Connect Clojure to existing Java systems safely by choosing stable boundaries, converting data deliberately, preserving caller contracts, and isolating effects during migration.
Most production Clojure adoption starts inside an existing Java system. The integration problem is not whether Clojure can call Java. It can. The real problem is deciding which boundary should stay stable while Clojure takes over a small, valuable behavior.
Good integration design keeps the old system boring. Java callers should not have to understand Clojure maps, lazy sequences, or keyword names unless the public contract intentionally changes.
| Boundary style | Use it when, and watch for |
|---|---|
| Direct Java interop | Use when Clojure needs to reuse a Java library or service object in-process. Watch for Java types leaking deep into Clojure logic. |
| Java adapter calls Clojure | Use when existing Java callers need stable method signatures. Watch for conversion code becoming scattered. |
| HTTP API | Use when the Clojure code can be deployed as a separate service. Watch for network, serialization, and operations overhead. |
| Message queue | Use when the work is asynchronous or event-driven. Watch delivery semantics and duplicate handling. |
| Shared database | Use when both systems already depend on the same persisted model. Watch for coupling moving into schemas and transactions. |
Prefer the smallest boundary that gives you safe rollout and clear ownership. Do not create a distributed system just to run one pure function.

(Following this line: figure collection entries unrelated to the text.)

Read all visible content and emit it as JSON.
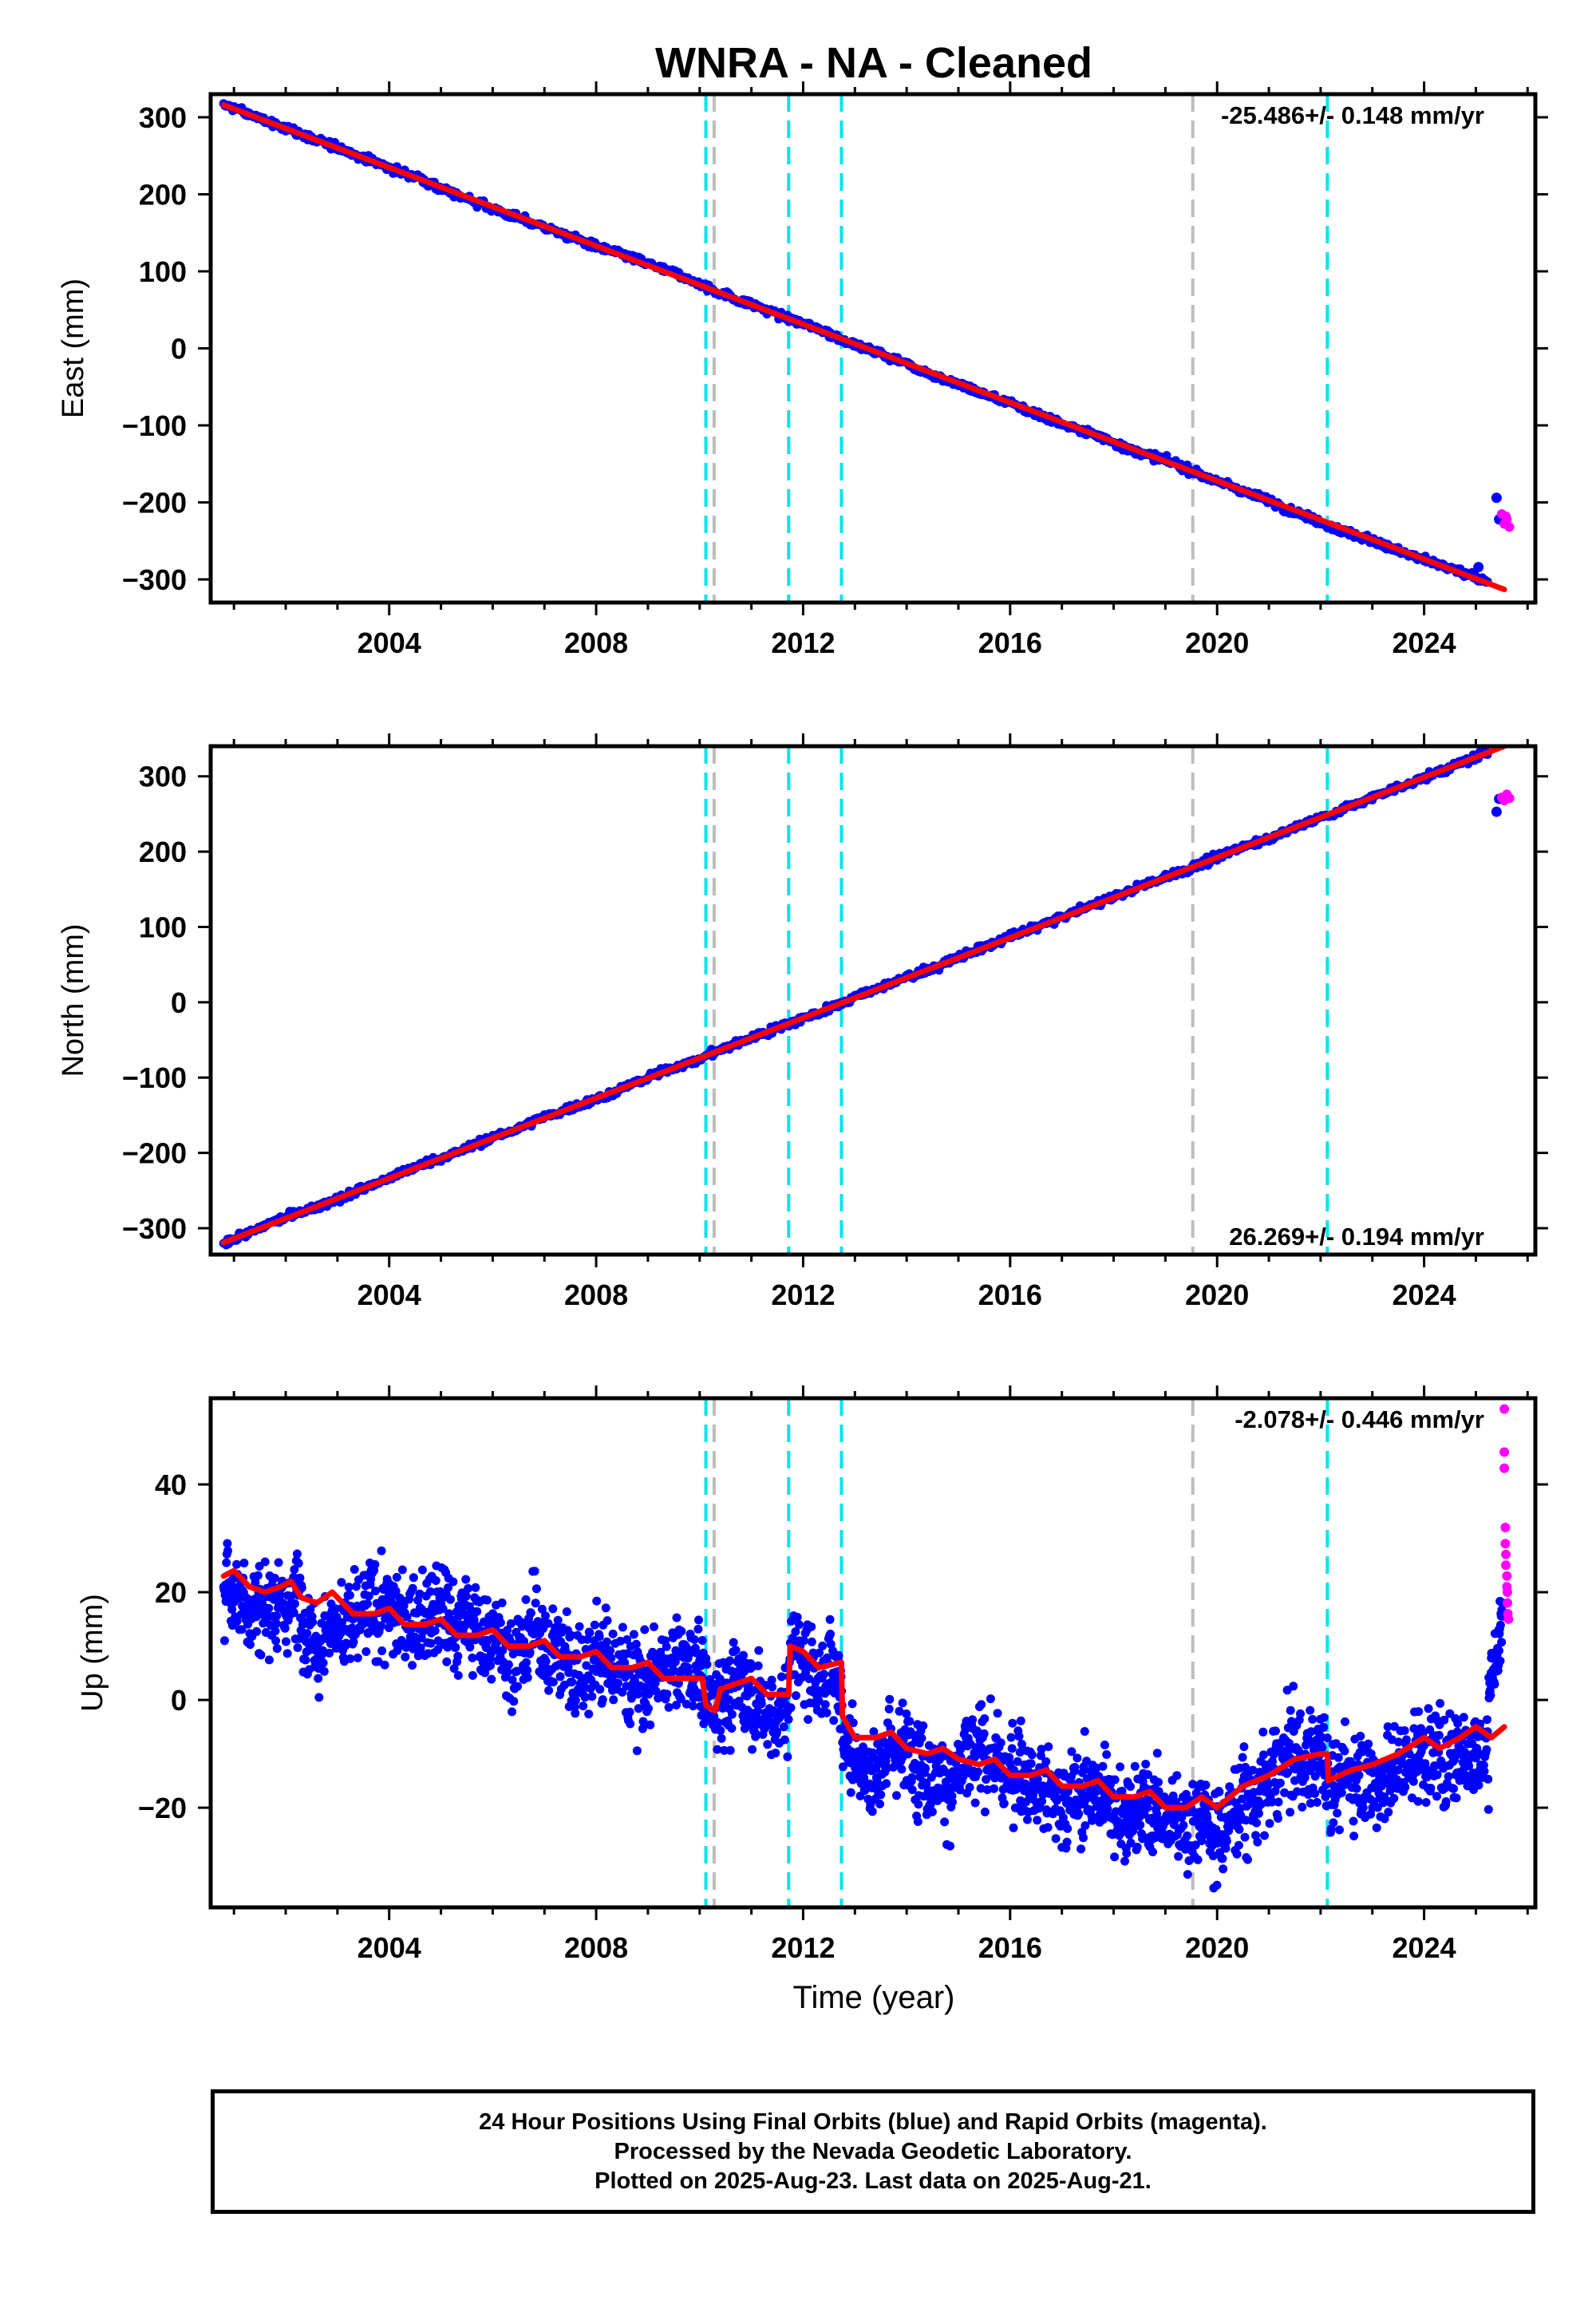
{
  "title": "WNRA  - NA - Cleaned",
  "x_axis_label": "Time (year)",
  "footer": {
    "line1": "24 Hour Positions Using Final Orbits (blue) and Rapid Orbits (magenta).",
    "line2": "Processed by the Nevada Geodetic Laboratory.",
    "line3": "Plotted on 2025-Aug-23. Last data on 2025-Aug-21."
  },
  "colors": {
    "final_orbits": "#0000ff",
    "rapid_orbits": "#ff00ff",
    "model_fit": "#ff0000",
    "event_cyan": "#00e5ee",
    "event_gray": "#bdbdbd"
  },
  "events": [
    {
      "year": 2010.12,
      "color": "cyan"
    },
    {
      "year": 2010.28,
      "color": "gray"
    },
    {
      "year": 2011.72,
      "color": "cyan"
    },
    {
      "year": 2012.74,
      "color": "cyan"
    },
    {
      "year": 2019.53,
      "color": "gray"
    },
    {
      "year": 2022.13,
      "color": "cyan"
    }
  ],
  "chart_data": [
    {
      "type": "scatter",
      "ylabel": "East (mm)",
      "rate_label": "-25.486+/- 0.148 mm/yr",
      "rate_position": "top-right",
      "xlim": [
        2000.55,
        2026.15
      ],
      "ylim": [
        -330,
        330
      ],
      "x_ticks": [
        2004,
        2008,
        2012,
        2016,
        2020,
        2024
      ],
      "y_ticks": [
        -300,
        -200,
        -100,
        0,
        100,
        200,
        300
      ],
      "grid": false,
      "model_fit_points": [
        [
          2000.8,
          316
        ],
        [
          2025.55,
          -313
        ]
      ],
      "final_orbit_outliers": [
        [
          2025.05,
          -284
        ],
        [
          2025.4,
          -194
        ],
        [
          2025.45,
          -222
        ]
      ],
      "rapid_orbit_points": [
        [
          2025.5,
          -215
        ],
        [
          2025.55,
          -228
        ],
        [
          2025.6,
          -222
        ],
        [
          2025.65,
          -232
        ],
        [
          2025.58,
          -218
        ]
      ]
    },
    {
      "type": "scatter",
      "ylabel": "North (mm)",
      "rate_label": "26.269+/- 0.194 mm/yr",
      "rate_position": "bottom-right",
      "xlim": [
        2000.55,
        2026.15
      ],
      "ylim": [
        -335,
        340
      ],
      "x_ticks": [
        2004,
        2008,
        2012,
        2016,
        2020,
        2024
      ],
      "y_ticks": [
        -300,
        -200,
        -100,
        0,
        100,
        200,
        300
      ],
      "grid": false,
      "model_fit_points": [
        [
          2000.8,
          -319
        ],
        [
          2025.55,
          340
        ]
      ],
      "final_orbit_outliers": [
        [
          2025.4,
          253
        ],
        [
          2025.45,
          270
        ]
      ],
      "rapid_orbit_points": [
        [
          2025.5,
          272
        ],
        [
          2025.55,
          268
        ],
        [
          2025.6,
          276
        ],
        [
          2025.65,
          271
        ]
      ]
    },
    {
      "type": "scatter",
      "ylabel": "Up (mm)",
      "rate_label": "-2.078+/- 0.446 mm/yr",
      "rate_position": "top-right",
      "xlim": [
        2000.55,
        2026.15
      ],
      "ylim": [
        -38.5,
        56
      ],
      "x_ticks": [
        2004,
        2008,
        2012,
        2016,
        2020,
        2024
      ],
      "y_ticks": [
        -20,
        0,
        20,
        40
      ],
      "grid": false,
      "model_fit_points": [
        [
          2000.8,
          23
        ],
        [
          2001.0,
          24
        ],
        [
          2001.3,
          21
        ],
        [
          2001.6,
          20
        ],
        [
          2001.9,
          21
        ],
        [
          2002.1,
          22
        ],
        [
          2002.3,
          19
        ],
        [
          2002.6,
          18
        ],
        [
          2002.9,
          20
        ],
        [
          2003.1,
          18
        ],
        [
          2003.3,
          16
        ],
        [
          2003.7,
          16
        ],
        [
          2004.0,
          17
        ],
        [
          2004.3,
          14
        ],
        [
          2004.7,
          14
        ],
        [
          2005.0,
          15
        ],
        [
          2005.3,
          12
        ],
        [
          2005.7,
          12
        ],
        [
          2006.0,
          13
        ],
        [
          2006.3,
          10
        ],
        [
          2006.7,
          10
        ],
        [
          2007.0,
          11
        ],
        [
          2007.3,
          8
        ],
        [
          2007.7,
          8
        ],
        [
          2008.0,
          9
        ],
        [
          2008.3,
          6
        ],
        [
          2008.7,
          6
        ],
        [
          2009.0,
          7
        ],
        [
          2009.3,
          4
        ],
        [
          2009.7,
          4
        ],
        [
          2010.05,
          4
        ],
        [
          2010.12,
          -1
        ],
        [
          2010.3,
          -2
        ],
        [
          2010.4,
          2
        ],
        [
          2010.7,
          3
        ],
        [
          2011.0,
          4
        ],
        [
          2011.3,
          1
        ],
        [
          2011.6,
          1
        ],
        [
          2011.72,
          1
        ],
        [
          2011.75,
          10
        ],
        [
          2012.0,
          9
        ],
        [
          2012.3,
          6
        ],
        [
          2012.74,
          7
        ],
        [
          2012.76,
          -3
        ],
        [
          2013.0,
          -7
        ],
        [
          2013.4,
          -7
        ],
        [
          2013.7,
          -6
        ],
        [
          2014.0,
          -9
        ],
        [
          2014.4,
          -10
        ],
        [
          2014.7,
          -9
        ],
        [
          2015.0,
          -11
        ],
        [
          2015.4,
          -12
        ],
        [
          2015.7,
          -11
        ],
        [
          2016.0,
          -14
        ],
        [
          2016.4,
          -14
        ],
        [
          2016.7,
          -13
        ],
        [
          2017.0,
          -16
        ],
        [
          2017.4,
          -16
        ],
        [
          2017.7,
          -15
        ],
        [
          2018.0,
          -18
        ],
        [
          2018.4,
          -18
        ],
        [
          2018.7,
          -17
        ],
        [
          2019.0,
          -20
        ],
        [
          2019.4,
          -20
        ],
        [
          2019.7,
          -18
        ],
        [
          2020.0,
          -20
        ],
        [
          2020.5,
          -16
        ],
        [
          2021.0,
          -14
        ],
        [
          2021.5,
          -11
        ],
        [
          2022.0,
          -10
        ],
        [
          2022.13,
          -10
        ],
        [
          2022.15,
          -15
        ],
        [
          2022.6,
          -13
        ],
        [
          2023.0,
          -12
        ],
        [
          2023.5,
          -10
        ],
        [
          2024.0,
          -7
        ],
        [
          2024.3,
          -9
        ],
        [
          2024.7,
          -7
        ],
        [
          2025.0,
          -5
        ],
        [
          2025.3,
          -7
        ],
        [
          2025.55,
          -5
        ]
      ],
      "rapid_orbit_points": [
        [
          2025.55,
          54
        ],
        [
          2025.55,
          46
        ],
        [
          2025.55,
          43
        ],
        [
          2025.57,
          32
        ],
        [
          2025.57,
          29
        ],
        [
          2025.58,
          27
        ],
        [
          2025.58,
          25
        ],
        [
          2025.6,
          23
        ],
        [
          2025.6,
          21
        ],
        [
          2025.61,
          20
        ],
        [
          2025.61,
          18
        ],
        [
          2025.62,
          16
        ],
        [
          2025.63,
          15
        ]
      ]
    }
  ]
}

A Java adapter can preserve an existing interface while delegating the decision to Clojure.
1public interface EligibilityService {
2 EligibilityResult check(Customer customer, Policy policy);
3}
1public final class ClojureEligibilityService implements EligibilityService {
2 private final IFn checkEligibility;
3
4 public ClojureEligibilityService(IFn checkEligibility) {
5 this.checkEligibility = checkEligibility;
6 }
7
8 @Override
9 public EligibilityResult check(Customer customer, Policy policy) {
10 Map<Keyword, Object> result = (Map<Keyword, Object>) checkEligibility.invoke(
11 CustomerMaps.toMap(customer),
12 PolicyMaps.toMap(policy)
13 );
14 return EligibilityResults.fromMap(result);
15 }
16}
The adapter has one job: convert representations and preserve the existing contract. The business rule should live in Clojure as plain data logic.

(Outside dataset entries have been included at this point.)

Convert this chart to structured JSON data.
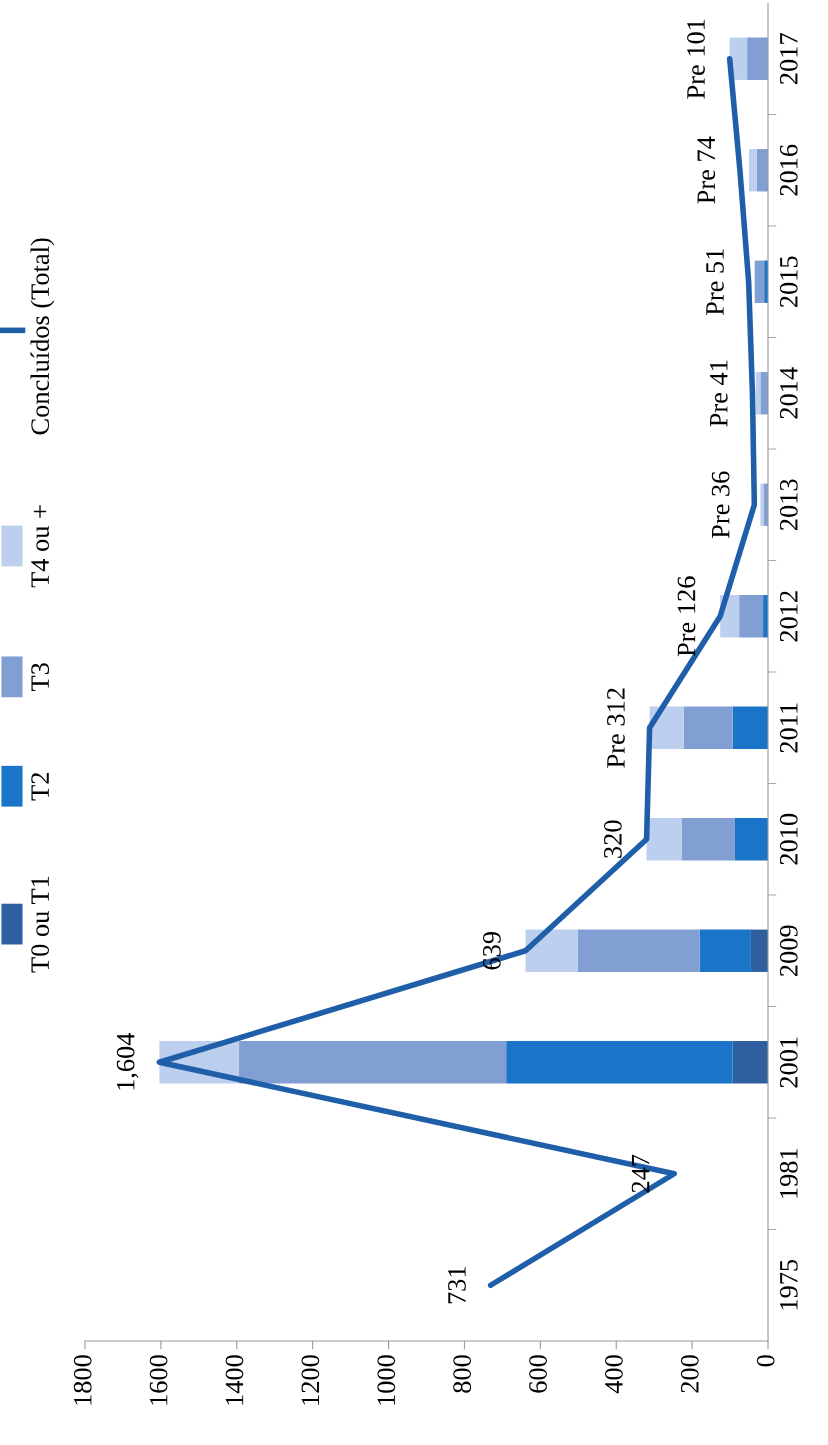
{
  "chart_data": {
    "type": "bar",
    "orientation": "horizontal",
    "stacked": true,
    "legend": "left",
    "marker": "none",
    "line_style": "solid",
    "categories": [
      "2017",
      "2016",
      "2015",
      "2014",
      "2013",
      "2012",
      "2011",
      "2010",
      "2009",
      "2001",
      "1981",
      "1975"
    ],
    "xlim": [
      1800,
      0
    ],
    "xticks": [
      0,
      200,
      400,
      600,
      800,
      1000,
      1200,
      1400,
      1600,
      1800
    ],
    "series": [
      {
        "name": "T0 ou T1",
        "color": "#2f5f9f",
        "values": [
          null,
          null,
          null,
          null,
          null,
          null,
          null,
          null,
          45,
          93,
          null,
          null
        ]
      },
      {
        "name": "T2",
        "color": "#1a75c9",
        "values": [
          null,
          null,
          10,
          null,
          null,
          13,
          93,
          87,
          135,
          597,
          null,
          null
        ]
      },
      {
        "name": "T3",
        "color": "#819fd2",
        "values": [
          55,
          30,
          25,
          20,
          12,
          63,
          129,
          141,
          322,
          704,
          null,
          null
        ]
      },
      {
        "name": "T4 ou +",
        "color": "#bccfee",
        "values": [
          46,
          20,
          null,
          12,
          8,
          50,
          90,
          92,
          137,
          210,
          null,
          null
        ]
      },
      {
        "name": "Concluídos (Total)",
        "type": "line",
        "color": "#1f5ea8",
        "values": [
          101,
          74,
          51,
          41,
          36,
          126,
          312,
          320,
          639,
          1604,
          247,
          731
        ],
        "value_labels": [
          "Pre 101",
          "Pre 74",
          "Pre 51",
          "Pre 41",
          "Pre 36",
          "Pre 126",
          "Pre 312",
          "320",
          "639",
          "1,604",
          "247",
          "731"
        ]
      }
    ]
  }
}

1(defn check-eligibility [customer policy]
2 (cond
3 (:customer/suspended? customer)
4 {:eligibility/status :denied
5 :eligibility/reason :customer-suspended}
6
7 (> (:policy/risk-score policy) 700)
8 {:eligibility/status :review
9 :eligibility/reason :high-risk}
10
11 :else
12 {:eligibility/status :approved}))
This keeps Java callers stable while giving Clojure a small, testable core.
Interop bugs often come from casual conversion.

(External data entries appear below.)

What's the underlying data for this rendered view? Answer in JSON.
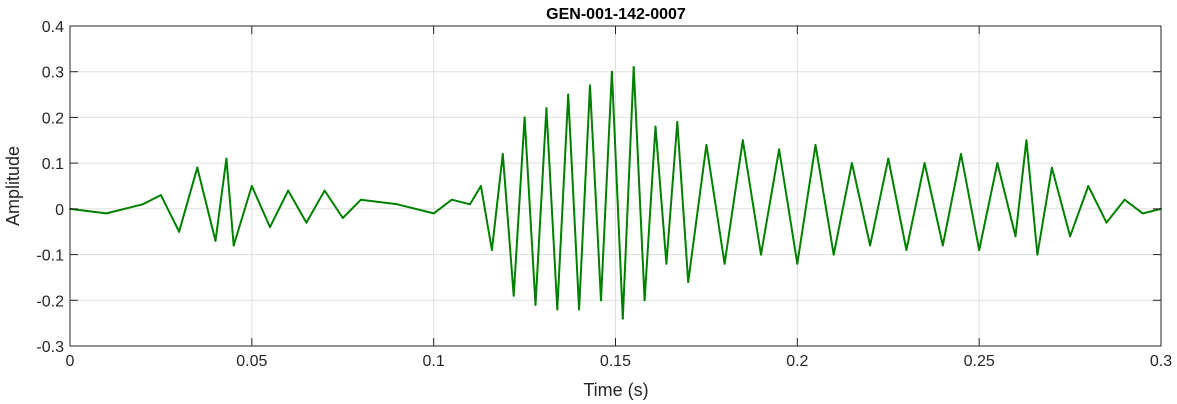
{
  "chart_data": {
    "type": "line",
    "title": "GEN-001-142-0007",
    "xlabel": "Time (s)",
    "ylabel": "Amplitude",
    "xlim": [
      0,
      0.3
    ],
    "ylim": [
      -0.3,
      0.4
    ],
    "grid": true,
    "x_ticks": [
      0,
      0.05,
      0.1,
      0.15,
      0.2,
      0.25,
      0.3
    ],
    "x_tick_labels": [
      "0",
      "0.05",
      "0.1",
      "0.15",
      "0.2",
      "0.25",
      "0.3"
    ],
    "y_ticks": [
      -0.3,
      -0.2,
      -0.1,
      0,
      0.1,
      0.2,
      0.3,
      0.4
    ],
    "y_tick_labels": [
      "-0.3",
      "-0.2",
      "-0.1",
      "0",
      "0.1",
      "0.2",
      "0.3",
      "0.4"
    ],
    "series": [
      {
        "color": "#008000",
        "x": [
          0,
          0.01,
          0.02,
          0.025,
          0.03,
          0.035,
          0.04,
          0.043,
          0.045,
          0.05,
          0.055,
          0.06,
          0.065,
          0.07,
          0.075,
          0.08,
          0.09,
          0.1,
          0.105,
          0.11,
          0.113,
          0.116,
          0.119,
          0.122,
          0.125,
          0.128,
          0.131,
          0.134,
          0.137,
          0.14,
          0.143,
          0.146,
          0.149,
          0.152,
          0.155,
          0.158,
          0.161,
          0.164,
          0.167,
          0.17,
          0.175,
          0.18,
          0.185,
          0.19,
          0.195,
          0.2,
          0.205,
          0.21,
          0.215,
          0.22,
          0.225,
          0.23,
          0.235,
          0.24,
          0.245,
          0.25,
          0.255,
          0.26,
          0.263,
          0.266,
          0.27,
          0.275,
          0.28,
          0.285,
          0.29,
          0.295,
          0.3
        ],
        "y": [
          0,
          -0.01,
          0.01,
          0.03,
          -0.05,
          0.09,
          -0.07,
          0.11,
          -0.08,
          0.05,
          -0.04,
          0.04,
          -0.03,
          0.04,
          -0.02,
          0.02,
          0.01,
          -0.01,
          0.02,
          0.01,
          0.05,
          -0.09,
          0.12,
          -0.19,
          0.2,
          -0.21,
          0.22,
          -0.22,
          0.25,
          -0.22,
          0.27,
          -0.2,
          0.3,
          -0.24,
          0.31,
          -0.2,
          0.18,
          -0.12,
          0.19,
          -0.16,
          0.14,
          -0.12,
          0.15,
          -0.1,
          0.13,
          -0.12,
          0.14,
          -0.1,
          0.1,
          -0.08,
          0.11,
          -0.09,
          0.1,
          -0.08,
          0.12,
          -0.09,
          0.1,
          -0.06,
          0.15,
          -0.1,
          0.09,
          -0.06,
          0.05,
          -0.03,
          0.02,
          -0.01,
          0
        ]
      }
    ]
  }
}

| Java shape | Clojure mapping and review concern |
|---|---|
BigDecimal |
Keep decimal values rather than floating point, and preserve scale and rounding rules. |
Optional<T> |
Convert to a value or nil at the boundary; do not let nested optionals leak inward. |
List<T> |
Use a vector or sequence, and realize lazy results before returning to Java when needed. |
| Enums | Convert to keywords with a reversible mapping. |
| Exceptions | Use ex-info or result maps depending on failure type; do not hide broken system conditions as normal domain results. |
Put these choices in one adapter namespace or class pair. If every caller invents its own mapping, the migration becomes fragile.
When Clojure participates in an existing system, side effects need clear ownership.
| Effect | Safer integration rule |
|---|---|
| Database writes | Let one side own the transaction for a given slice. |
| Email or notifications | Return planned commands during comparison; send once at the approved boundary. |
| Metrics | Tag migration paths so Java and Clojure behavior can be compared. |
| Logging | Include correlation IDs from the Java caller. |
| Retries | Keep retry ownership in the orchestration layer, not inside pure functions. |
If both Java and Clojure perform the same effect during shadow mode, you are no longer comparing behavior safely.
The first adapter is often clean. The tenth adapter can become a mess unless the team sets rules.
| Drift symptom | Correction |
|---|---|
| Clojure functions accept Java objects directly everywhere | Convert at the boundary, then use maps or records internally. |
| Java code reads Clojure maps in many call sites | Convert back to Java result types at the adapter. |
| Each namespace defines different keyword names | Establish a data contract and reuse it. |
| Exceptions cross language boundaries without context | Wrap failures with enough data for operations and debugging. |
| Shadow comparison sends duplicate effects | Split decisions from commands before comparing. |
Integration succeeds when each side has a clear responsibility. Java can orchestrate and preserve contracts. Clojure can express behavior over values.